Music, and maintaining a long life in the limelight.
Could A Hand From The Hosts Give Ira A Eurovision Boost?
Before she thinks too much about her career after Eurovision, Ira has the task of competing to contend with and unlike in 2002, that includes singing Malta out of a semi final. For such a small island on such a big stage, having the support of the host country via Warner Music should give Malta an injection of confidence. Ira is feeling it.
“It obviously feels great to have a record company have faith in yourself as an artist. I’m sure that it will add to the experience that I am embarking on for Eurovision.”
With Swedish songwriters having their usual weighty influence at Eurovision this year Malta will have to work just as hard as usual to get past the Semi Final stage. Nonetheless Ira is happy to have Warner in her corner.
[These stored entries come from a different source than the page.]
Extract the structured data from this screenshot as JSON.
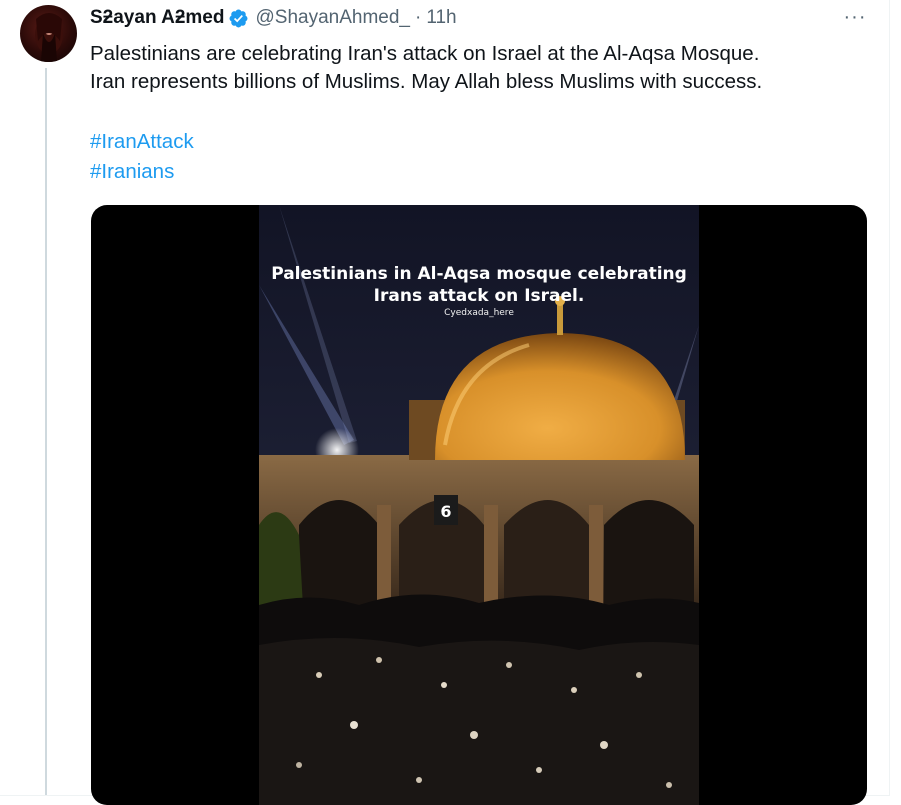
{
  "tweet": {
    "author_name": "Sƻayan Aƻmed",
    "handle": "@ShayanAhmed_",
    "separator": "·",
    "time": "11h",
    "more_label": "···",
    "text_lines": [
      "Palestinians are celebrating Iran's attack on Israel at the Al-Aqsa Mosque.",
      "Iran represents billions of Muslims. May Allah bless Muslims with success."
    ],
    "hashtags": [
      "#IranAttack",
      "#Iranians"
    ]
  },
  "media": {
    "overlay_title_lines": [
      "Palestinians in Al-Aqsa mosque celebrating",
      "Irans attack on Israel."
    ],
    "watermark": "Cyedxada_here",
    "sign_number": "6"
  },
  "colors": {
    "link": "#1d9bf0",
    "secondary_text": "#536471",
    "verified_badge": "#1d9bf0",
    "dome_gold": "#d8902a"
  },
  "icons": [
    "verified-badge-icon",
    "more-options-icon"
  ]
}
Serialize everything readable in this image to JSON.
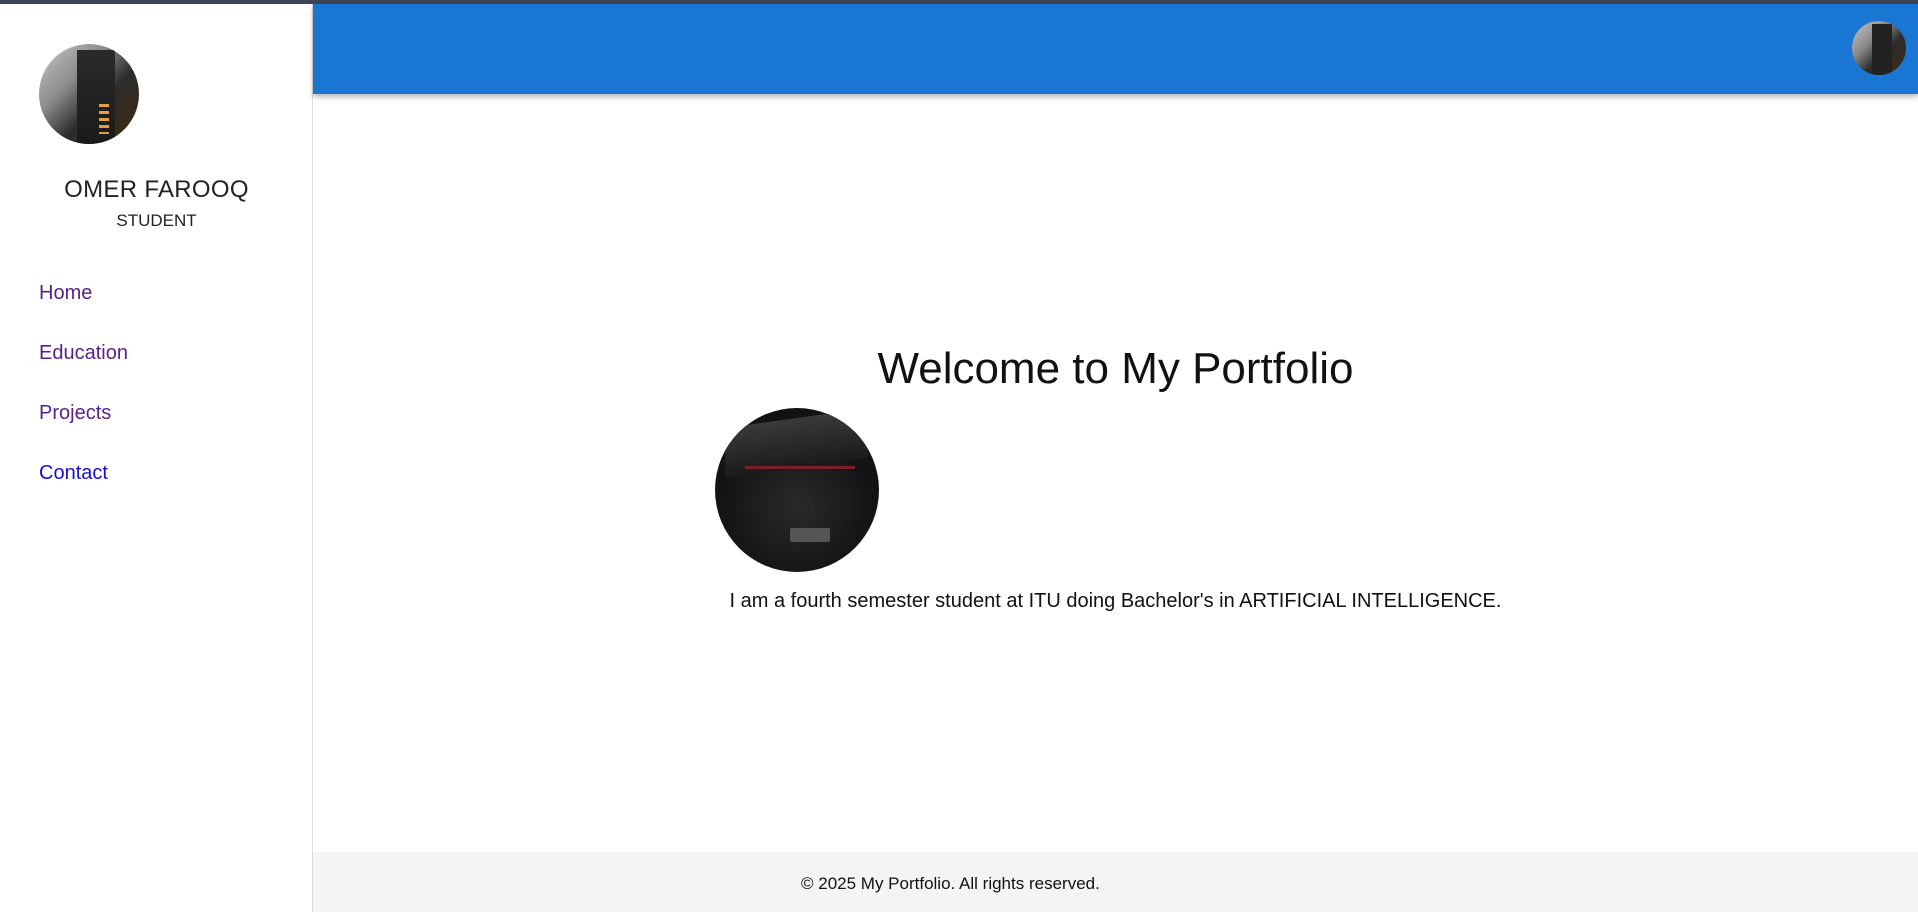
{
  "profile": {
    "name": "OMER FAROOQ",
    "role": "STUDENT",
    "avatar_icon": "profile-photo"
  },
  "nav": {
    "items": [
      {
        "label": "Home",
        "color": "#5a1f8a"
      },
      {
        "label": "Education",
        "color": "#5a1f8a"
      },
      {
        "label": "Projects",
        "color": "#5a1f8a"
      },
      {
        "label": "Contact",
        "color": "#1a0dce"
      }
    ]
  },
  "header": {
    "background": "#1976d2",
    "avatar_icon": "profile-photo"
  },
  "main": {
    "title": "Welcome to My Portfolio",
    "photo_icon": "car-photo",
    "intro": "I am a fourth semester student at ITU doing Bachelor's in ARTIFICIAL INTELLIGENCE."
  },
  "footer": {
    "text": "© 2025 My Portfolio. All rights reserved."
  }
}
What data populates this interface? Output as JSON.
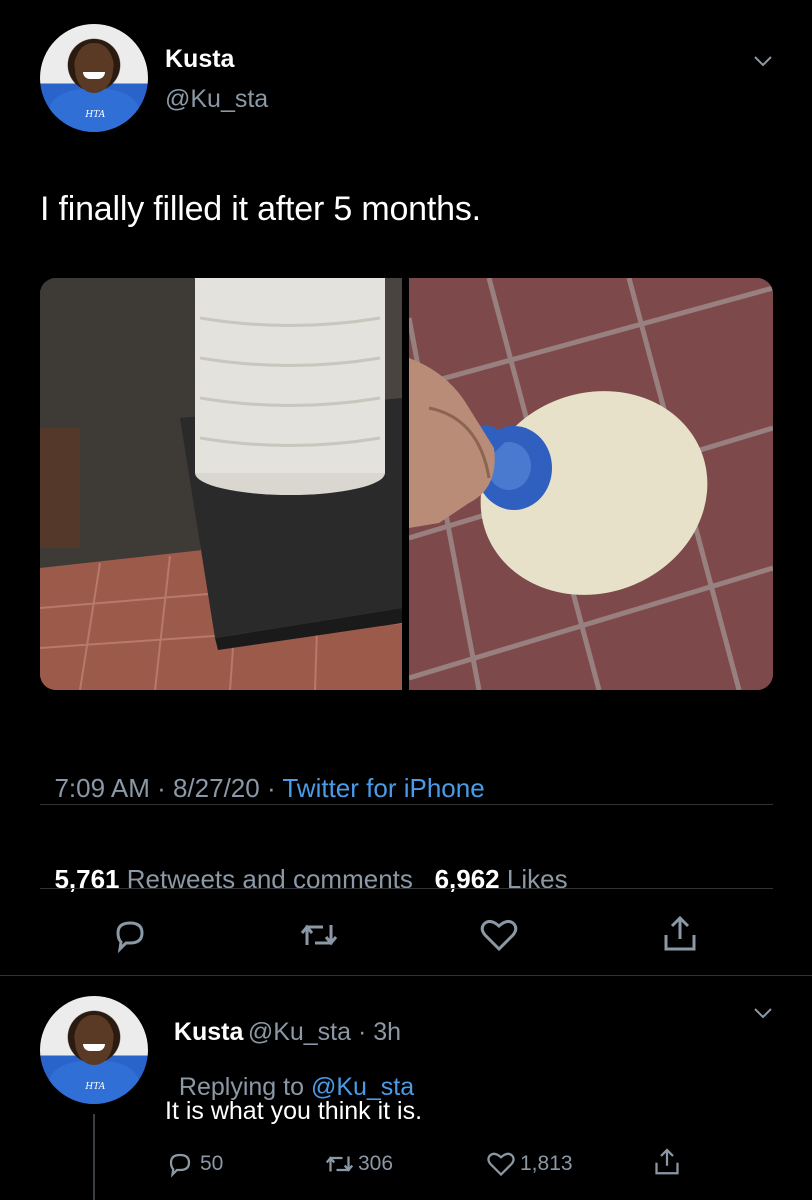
{
  "tweet": {
    "author": {
      "name": "Kusta",
      "handle": "@Ku_sta"
    },
    "text": "I finally filled it after 5 months.",
    "meta": {
      "time": "7:09 AM",
      "sep1": " · ",
      "date": "8/27/20",
      "sep2": " · ",
      "source": "Twitter for iPhone"
    },
    "stats": {
      "retweets_count": "5,761",
      "retweets_label": "Retweets and comments",
      "likes_count": "6,962",
      "likes_label": "Likes"
    },
    "media": [
      {
        "alt": "large white plastic bottle on a table"
      },
      {
        "alt": "hand holding white bottle with blue cap over tiles"
      }
    ]
  },
  "reply": {
    "author": {
      "name": "Kusta",
      "handle": "@Ku_sta",
      "time": "3h"
    },
    "replying_prefix": "Replying to",
    "replying_to": "@Ku_sta",
    "text": "It is what you think it is.",
    "counts": {
      "replies": "50",
      "retweets": "306",
      "likes": "1,813"
    }
  },
  "colors": {
    "background": "#000000",
    "muted": "#8b98a5",
    "link": "#4a9be8"
  }
}
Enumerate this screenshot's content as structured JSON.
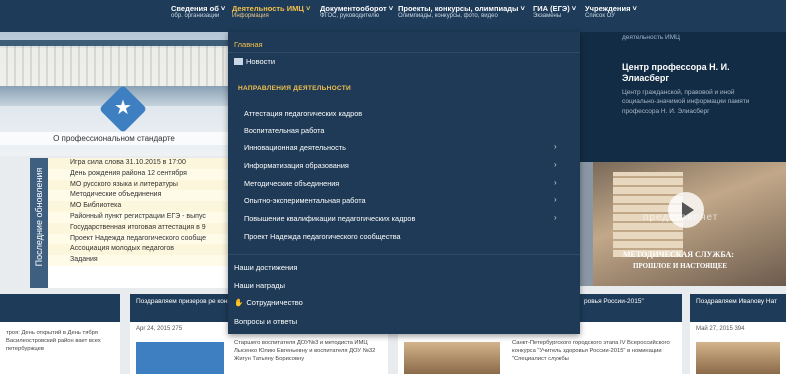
{
  "nav": [
    {
      "title": "Сведения об ˅",
      "sub": "обр. организации"
    },
    {
      "title": "Деятельность ИМЦ ˅",
      "sub": "Информация"
    },
    {
      "title": "Документооборот ˅",
      "sub": "ФГОС, руководителю"
    },
    {
      "title": "Проекты, конкурсы, олимпиады ˅",
      "sub": "Олимпиады, конкурсы, фото, видео"
    },
    {
      "title": "ГИА (ЕГЭ) ˅",
      "sub": "Экзамены"
    },
    {
      "title": "Учреждения ˅",
      "sub": "Список ОУ"
    }
  ],
  "hero": {
    "caption": "О профессиональном стандарте"
  },
  "updates": {
    "title": "Последние обновления",
    "items": [
      "Игра сила слова 31.10.2015 в 17:00",
      "День рождения района 12 сентября",
      "МО русского языка и литературы",
      "Методические объединения",
      "МО Библиотека",
      "Районный пункт регистрации ЕГЭ - выпус",
      "Государственная итоговая аттестация в 9",
      "Проект Надежда педагогического сообще",
      "Ассоциация молодых педагогов",
      "Задания"
    ]
  },
  "right_panel": {
    "sup": "деятельность ИМЦ",
    "title": "Центр профессора Н. И. Элиасберг",
    "desc": "Центр гражданской, правовой и иной социально-значимой информации памяти профессора Н. И. Элиасберг"
  },
  "right_image": {
    "presents": "представляет",
    "cap1": "МЕТОДИЧЕСКАЯ СЛУЖБА:",
    "cap2": "ПРОШЛОЕ И НАСТОЯЩЕЕ"
  },
  "dropdown": {
    "home": "Главная",
    "news": "Новости",
    "section": "НАПРАВЛЕНИЯ ДЕЯТЕЛЬНОСТИ",
    "sub_items": [
      "Аттестация педагогических кадров",
      "Воспитательная работа",
      "Инновационная деятельность",
      "Информатизация образования",
      "Методические объединения",
      "Опытно-экспериментальная работа",
      "Повышение квалификации педагогических кадров",
      "Проект Надежда педагогического сообщества"
    ],
    "arrow": "›",
    "bottom_items": [
      "Наши достижения",
      "Наши награды",
      "Сотрудничество",
      "Вопросы и ответы"
    ]
  },
  "cards": [
    {
      "head": "",
      "meta": "",
      "body": "троя: День открытий в День тября Василеостровский район вает всех петербуржцев"
    },
    {
      "head": "Поздравляем призеров ре конкурса «Воспитатели...",
      "meta": "Apr 24, 2015   275",
      "body": "Старшего воспитателя ДОУ№3 и методиста ИМЦ Лысенко Юлию Евгеньевну и воспитателя ДОУ №32 Жигун Татьяну Борисовну"
    },
    {
      "head": "ровья России-2015\"",
      "meta": "Май 23, 2015   443",
      "body": "Санкт-Петербургского городского этапа IV Всероссийского конкурса \"Учитель здоровья России-2015\" в номинации \"Специалист службы"
    },
    {
      "head": "Поздравляем Ивanову Нат",
      "meta": "Май 27, 2015   394",
      "body": ""
    }
  ]
}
“I feel very proud to have them on board. I think that Sweden has a long-standing reputation in song-writing, and yes, in Eurovision as well, with them being winners for so many times. I’m sure it will bring something very positive in all of this equation.”
She doesn’t believe, however, that Warner’s Eurovision connection, specifically, their history with Loreen, Sanna and Måns, is a sign of things to come for Malta next week. “I don’t really believe in these signs, but I believe in positive vibes and good karma and all that, so I feel safe that a record company such as Warner, who are responsible for great successes and relevant artists, have taken me on. I feel good about that.”
Ultimately, it’s up to Malta to work for the reward of a final position, though with an impressive ally waiting in the wings. Ira is prepared to put in the effort. “I’ll be doing all it takes to leave a lasting impression, and to have a very memorable performance that hopefully Eurovision fans and other people who are watching the show will remember.”
Despite the fact that she (sadly) won’t be replicating her 2002 glitter-blow to camera, many of the millions watching on Tuesday — and perhaps Saturday — evening are likely to remember Malta. And if the Ira/Walk On Water marriage turns out to be as idyllic as Warner Music are hoping, then they’ll be just as unlikely to forget the island.